Search code examples
sqlgoogle-bigquerywindow-functions

Adding grouping in framing clause window while creating partitions


Using the dataset hosted on Google (MBL Data) as an example, here is what I am accomplishing to do - obtain last 3 weeks score run for a given Venue.

My aggregated dataset looks like this without the strikes_3wk column - enter image description here

Logic for strikes_3wk column is to partition the aggregated dataset by venueName, order by YearWeek column and then obtain the last 3 weeks aggregated strikes data.

Here is the query I have written so far. I see that the windowing function is where I need to modify the logic.
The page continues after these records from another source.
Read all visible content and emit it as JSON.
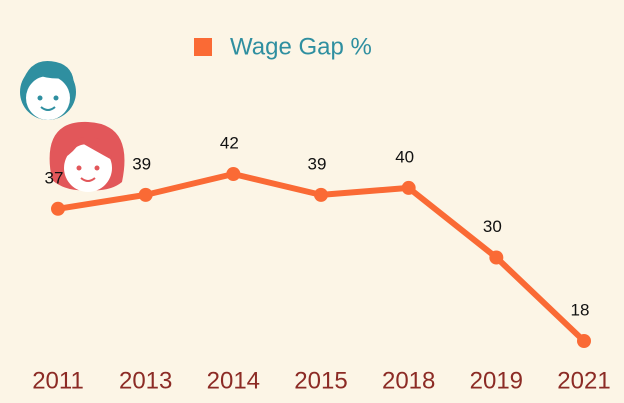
{
  "chart_data": {
    "type": "line",
    "categories": [
      "2011",
      "2013",
      "2014",
      "2015",
      "2018",
      "2019",
      "2021"
    ],
    "series": [
      {
        "name": "Wage Gap %",
        "color": "#fa6a35",
        "values": [
          37,
          39,
          42,
          39,
          40,
          30,
          18
        ]
      }
    ]
  }
}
So, is there a way to add grouping within the windowing function? Is there any alternative way of doing this?

In the image I added a new column 'expected', showing values for two weeks.

select inr.*
       ,sum(inr.strikes) over (Venue_Week rows between current row and 2 following) as strikes_3wk
from
(
    select seasonType
        ,gameStatus
        ,homeTeamName
        ,awayTeamName
        ,venueName
        ,CAST(
        CONCAT(
            CAST(EXTRACT(YEAR FROM createdAt) as string)
            ,CAST(EXTRACT(WEEK(Monday) FROM createdAt) as string)
            ) as INT64)
            as YearWeek
        ,sum(homeFinalRuns) as homeFinalRuns
        ,sum(strikes) as strikes
    from  `bigquery-public-data.baseball.games_wide`
    where   createdAt is not null
    group by seasonType
        ,gameStatus
        ,homeTeamName
        ,awayTeamName
        ,venueName
        ,YearWeek
)inr
window Venue_Week as (
    partition by inr.venueName
    order by inr.YearWeek desc
)

Solution

  • So you are looking for strikes per venue regardless of who did them, right?

    May be something like:

    SELECT INR.*, STATS.strikes_3wk 
    FROM `bigquery-public-data.baseball.games_wide` INR
      LEFT JOIN (
        SELECT venueName, SUM(strikes) as strikes_3wk 
        FROM `bigquery-public-data.baseball.games_wide` INR2
        WHERE YearWeek IN (
          SELECT TOP 3 YearWeek 
          FROM `bigquery-public-data.baseball.games_wide` 
          WHERE venueName = INR2.venueName
          ORDER BY YearWeek DESC
        )
        GROUP BY venueName
      ) STATS 
        ON INR.venueName = STATS.venueName